126 Background: Although abiraterone acetate (AA), a CYP17 inhibitor, increases survival in men with metastatic castration resistant prostate cancer (mCRPC), tumors eventually progress on therapy. The primary purpose of this study was to identify mechanisms of resistance to AA via analysis of the androgen receptor signaling pathway in serial tumor biopsies of men receiving AA and dutasteride (DUT), a type I and II 5-α reductase inhibitor. In this analysis, we report secondary endpoints including prostate specific antigen (PSA) response, toxicity, and incidence of flare. Methods: We enrolled 40 men with mCRPC. Patients initially received AA (1,000 mg daily) and prednisone (5 mg daily). After two months (mos), DUT (3.5 mg daily) was added. Therapy was continued until radiographic progression. A flare was recorded on bone scan, CT, or both if there were worsening lesions from baseline to 3 mos, decreasing PSA more than 50% from baseline at 3 mos, and stabilization or reduction of lesions at 6 mos. Results: Median follow-up was 13 mos. At the time of analysis, nine men remain on treatment. Twenty five percent and 18% of men received prior therapy with ketoconazole and/or chemotherapy, respectively.
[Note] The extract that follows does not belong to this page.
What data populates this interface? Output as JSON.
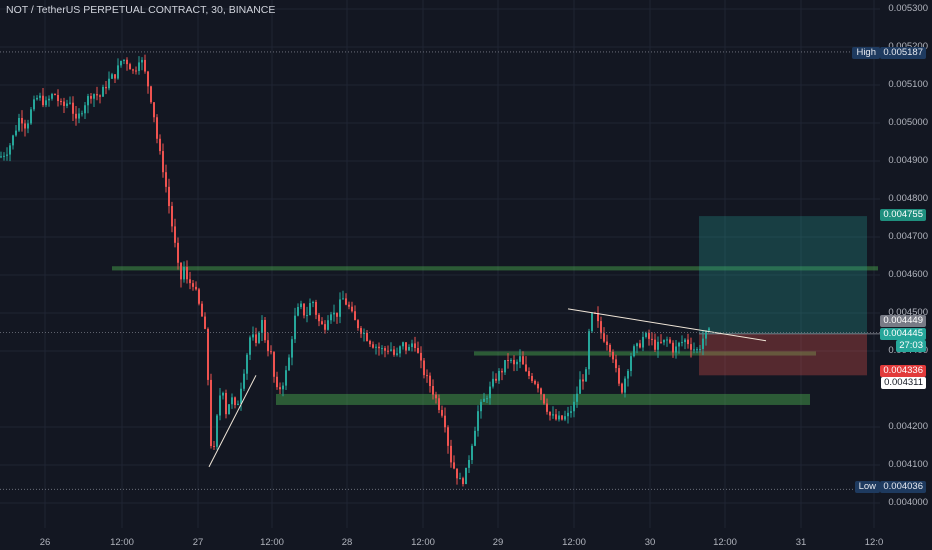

The median PSA at baseline was 28.8 ng/mL. After 2 mos of AA, median PSA declined by 54% to 10.9 ng/mL. Median PSA nadir was 6.3 ng/mL, reached at a median of 3.2 mos from baseline. 34 men (85%) experienced some degree of PSA decline. Twenty four men (60%) had a greater than or equal to 50% PSA decline and 12 (30%) had a greater than or equal to 90% PSA decline, reached at a median of 1.4 and 2.4 mos from baseline, respectively. There were 73% grade 1, 23% grade 2, 4% grade 3, and no grade 4 adverse events (AEs).AEs of interest included fatigue (45%), hypertension (38%, n=2 grade 3), hypokalemia (15%, n=0 grade 3), liver function test increases (15%), and edema (2%, n=0 grade 3). Seventeen men had imaging available for analysis, of whom four (23%) had flare on both 3 mos CT and bone scan and four (23%) had flare on only 3 mos CT scan. Conclusions: Given time of median PSA nadir, DUT may enhance efficacy of AA, though this warrants further investigation. Therapy with AA, prednisone (5 mg daily), and DUT is well tolerated with low rates of severe mineralocorticoid toxicity. Flare is seen on imaging in 47% of patients receiving AA. Biopsy data evaluating mechanisms for resistance to AA are not yet available. Clinical trial information: NCT01393730.